Cito BP e LP, que Pélico vem justamente acompanhado pelo baterista Loco Sosa e pelo baixista Jesus Sanchez, do Pirata, e trabalha em palcos com o Bazar. Parcerias que vêm a calhar: enquanto Pélico tem o toque criativo que lhes faltava, Loco, Jesus e o guitarrista Régis Damasceno (Cidadão Instigado, também integrante da banda dO Último dia) têm uma experiência no manejo dos instrumentos que não deixa transparecer o fato de ser um álbum de estréia. O rock é carregado, as guitarras são duas, acompanhadas de pedal e sintetizador, mas o som é limpo, bem acabado. O mais próximo do impecável que o rock pode chegar.
Amor. O deboche de Pélico denuncia a história de um coração partido. Divãs, uma última esperança, compras do mês, o criado-mudo e o batom esquecidos, pílulas, sorrisos diabólicos, impulsos e preces acompanham a ilusão que justifica a perda de juízo do músico.

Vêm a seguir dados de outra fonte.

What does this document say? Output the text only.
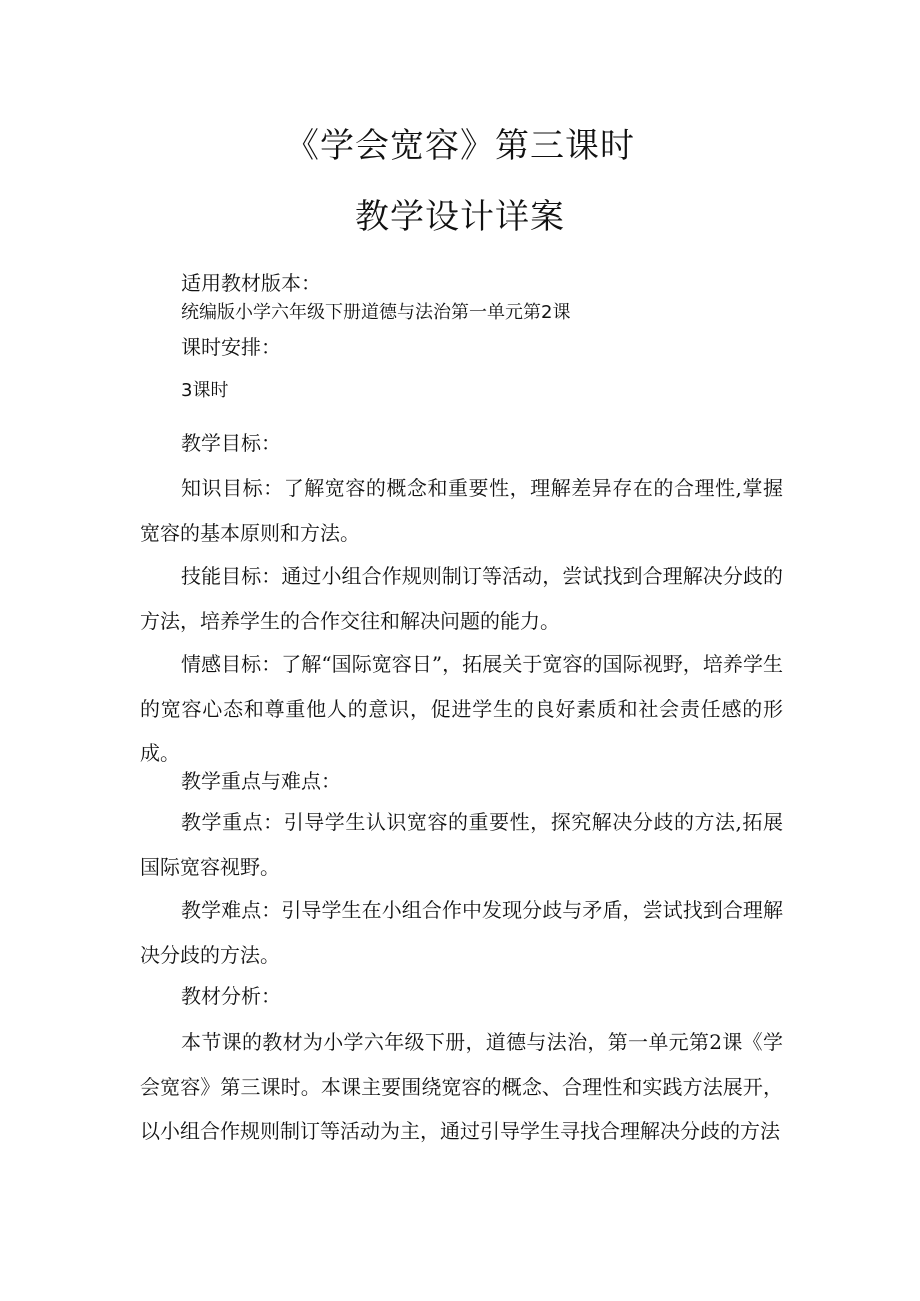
《学会宽容》第三课时
教学设计详案

适用教材版本：

统编版小学六年级下册道德与法治第一单元第2课

课时安排：

3课时

教学目标：

知识目标：了解宽容的概念和重要性，理解差异存在的合理性,掌握宽容的基本原则和方法。

技能目标：通过小组合作规则制订等活动，尝试找到合理解决分歧的方法，培养学生的合作交往和解决问题的能力。

情感目标：了解“国际宽容日”，拓展关于宽容的国际视野，培养学生的宽容心态和尊重他人的意识，促进学生的良好素质和社会责任感的形成。

教学重点与难点：

教学重点：引导学生认识宽容的重要性，探究解决分歧的方法,拓展国际宽容视野。

教学难点：引导学生在小组合作中发现分歧与矛盾，尝试找到合理解决分歧的方法。

教材分析：

本节课的教材为小学六年级下册，道德与法治，第一单元第2课《学会宽容》第三课时。本课主要围绕宽容的概念、合理性和实践方法展开，以小组合作规则制订等活动为主，通过引导学生寻找合理解决分歧的方法
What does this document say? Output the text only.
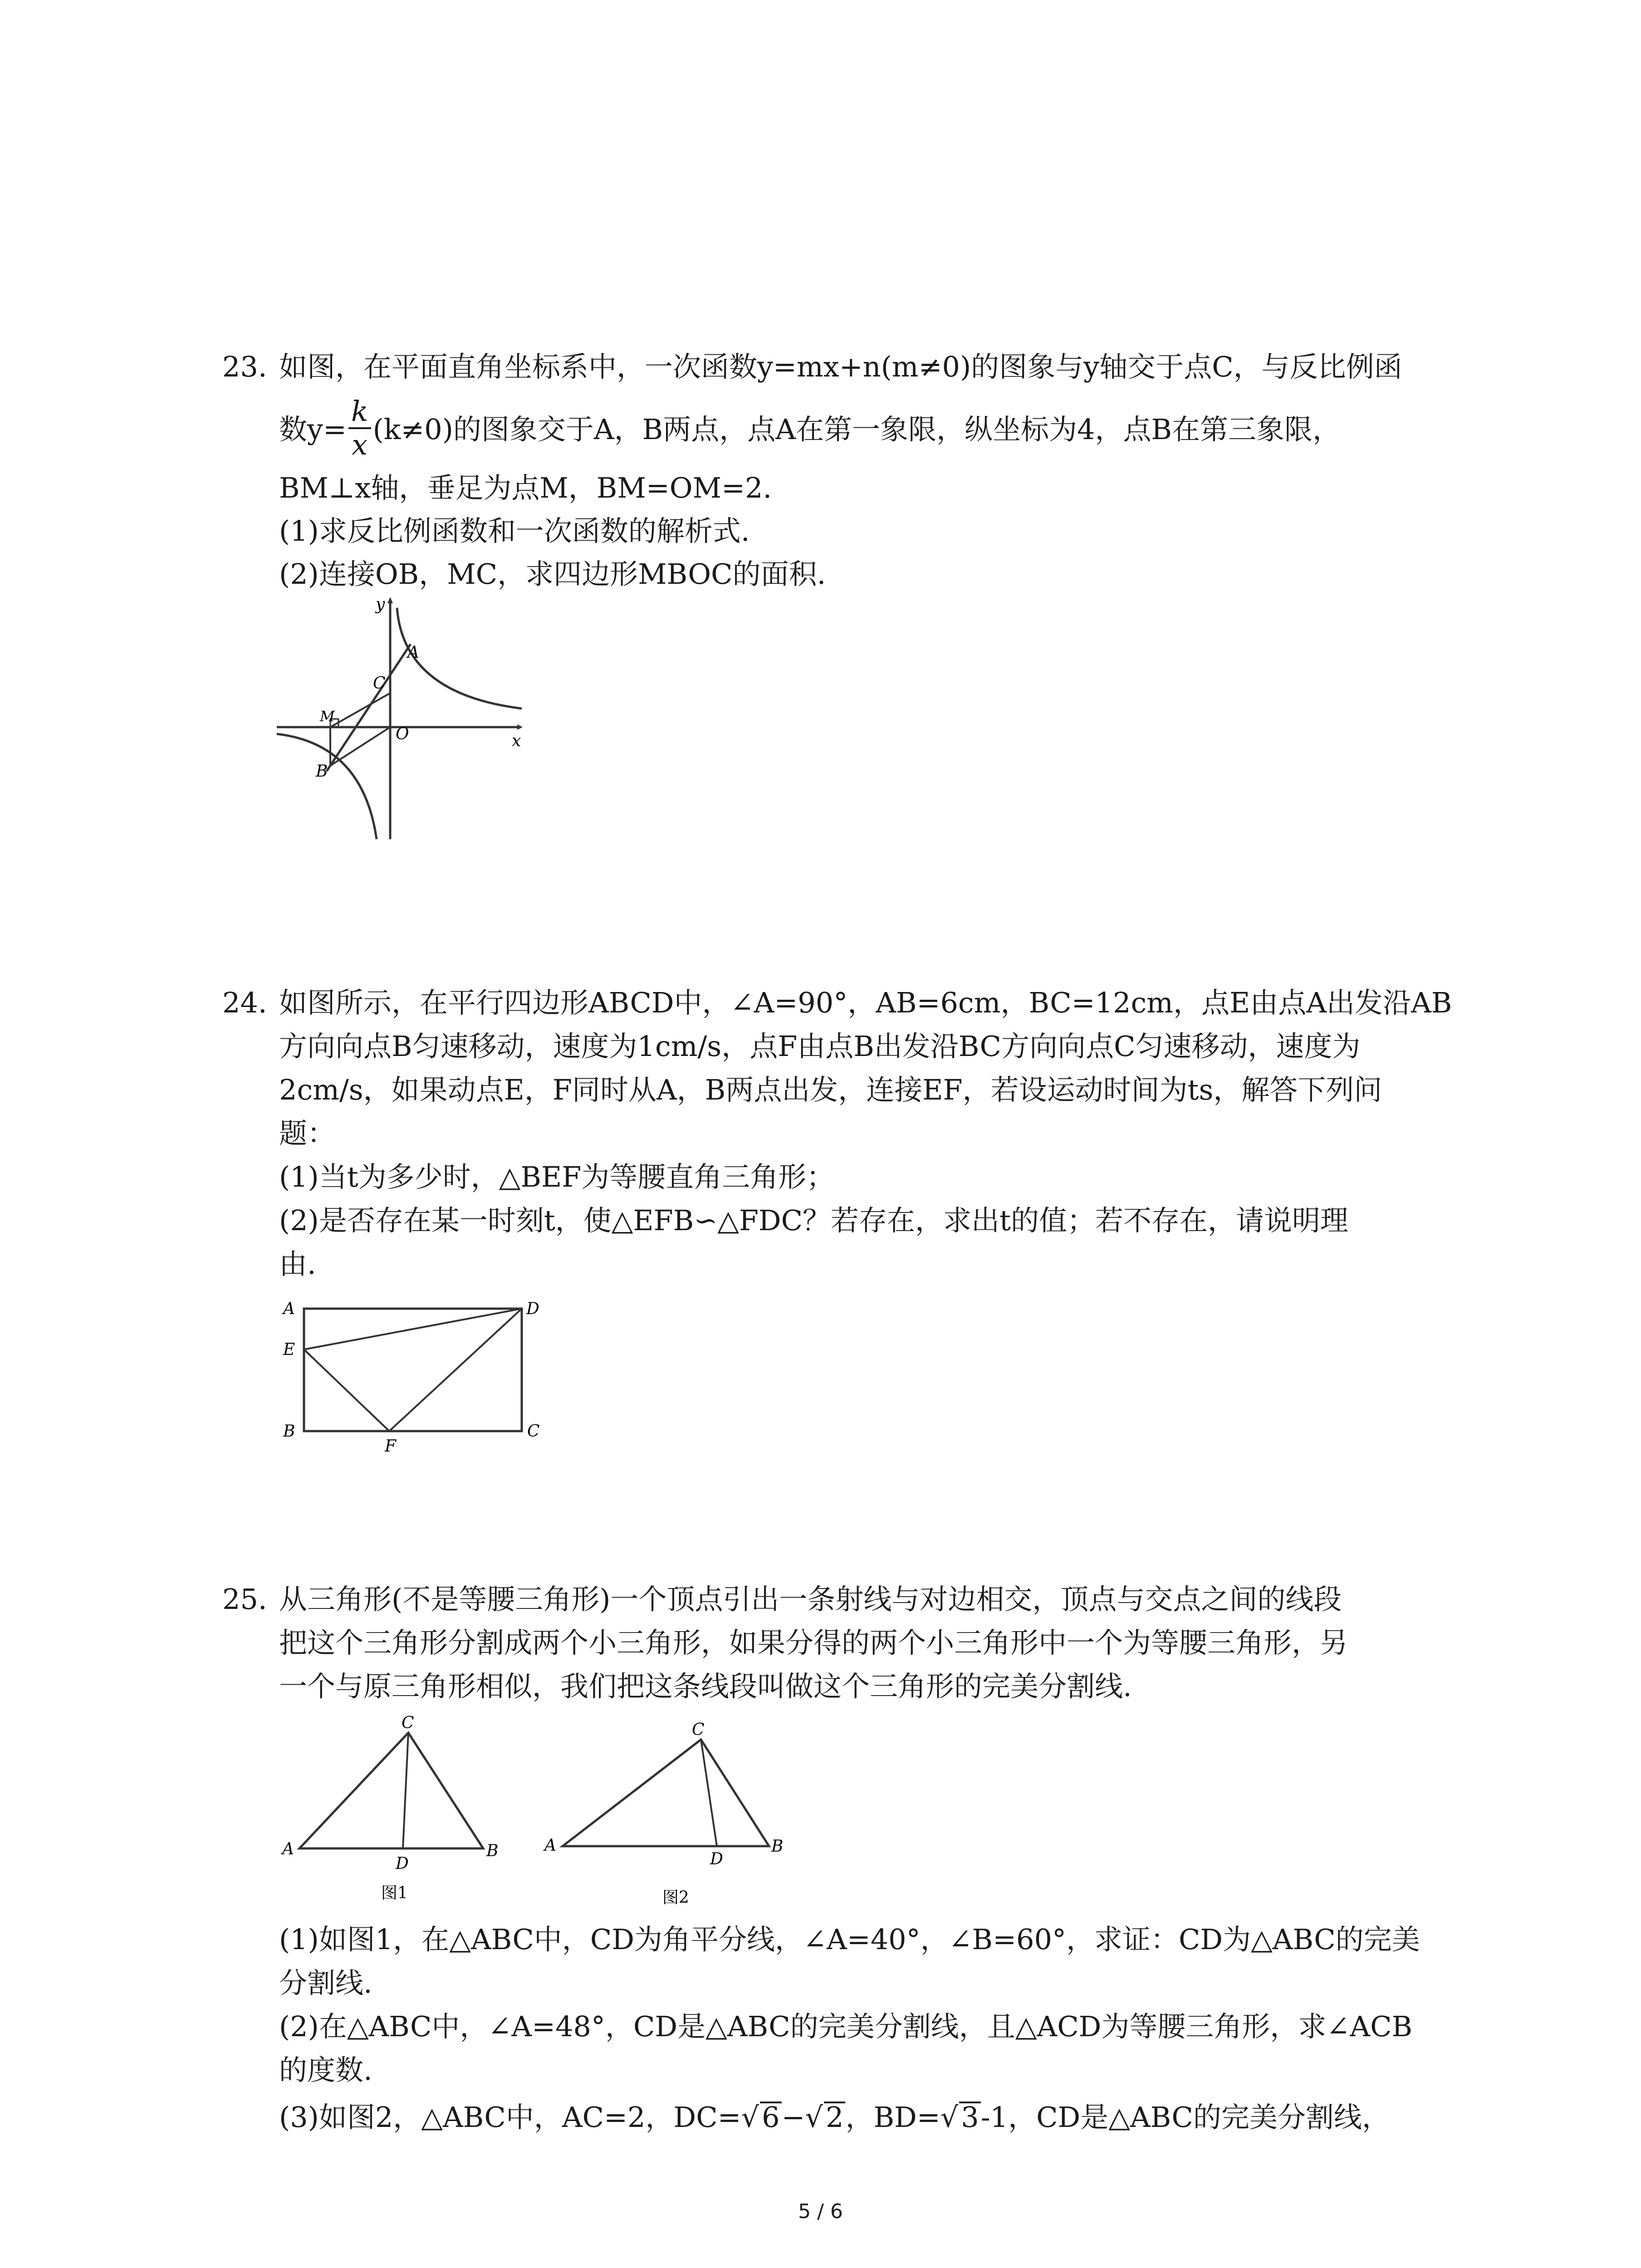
23. 如图，在平面直角坐标系中，一次函数y=mx+n(m≠0)的图象与y轴交于点C，与反比例函
数$y= \frac{k}{x} (k\ne 0)$的图象交于A，B两点，点A在第一象限，纵坐标为4，点B在第三象限，
BM⊥x轴，垂足为点M，BM=OM=2.
(1)求反比例函数和一次函数的解析式.
(2)连接OB，MC，求四边形MBOC的面积.
y
x
A
C
M
O
B
24. 如图所示，在平行四边形ABCD中，∠A=90°，AB=6cm，BC=12cm，点E由点A出发沿AB
方向向点B匀速移动，速度为1cm/s，点F由点B出发沿BC方向向点C匀速移动，速度为
2cm/s，如果动点E，F同时从A，B两点出发，连接EF，若设运动时间为ts，解答下列问
题：
(1)当t为多少时，△BEF为等腰直角三角形；
(2)是否存在某一时刻t，使△EFB∽△FDC？若存在，求出t的值；若不存在，请说明理
由.
A	D
E
B
F
C
25. 从三角形(不是等腰三角形)一个顶点引出一条射线与对边相交，顶点与交点之间的线段
把这个三角形分割成两个小三角形，如果分得的两个小三角形中一个为等腰三角形，另
一个与原三角形相似，我们把这条线段叫做这个三角形的完美分割线.
C
A
D
B
图1
C
A
D
B
图2
(1)如图1，在△ABC中，CD为角平分线，∠A=40°，∠B=60°，求证：CD为△ABC的完美
分割线.
(2)在△ABC中，∠A=48°，CD是△ABC的完美分割线，且△ACD为等腰三角形，求∠ACB
的度数.
(3)如图2，△ABC中，AC=2，DC=√6−√2，BD=√3-1，CD是△ABC的完美分割线，
5 / 6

Permeando o drama, notam-se influências de bolero e da música caipira americana. Drama este que culmina numa das faixas centrais do álbum, “Senhor do Meu Fim”, a canção mais Odair José dO Último dia, quiçá dos últimos anos.
Pélico resgata no rock o romântico brega dos anos 60/70, de Paulo Sérgio e Roberto Carlos. Segue o conselho do mestre Odair, deixa a vergonha de lado e canta sem pudores que amor tem que ser amor, com muito bom humor. Pélico é ridículo, recomendo.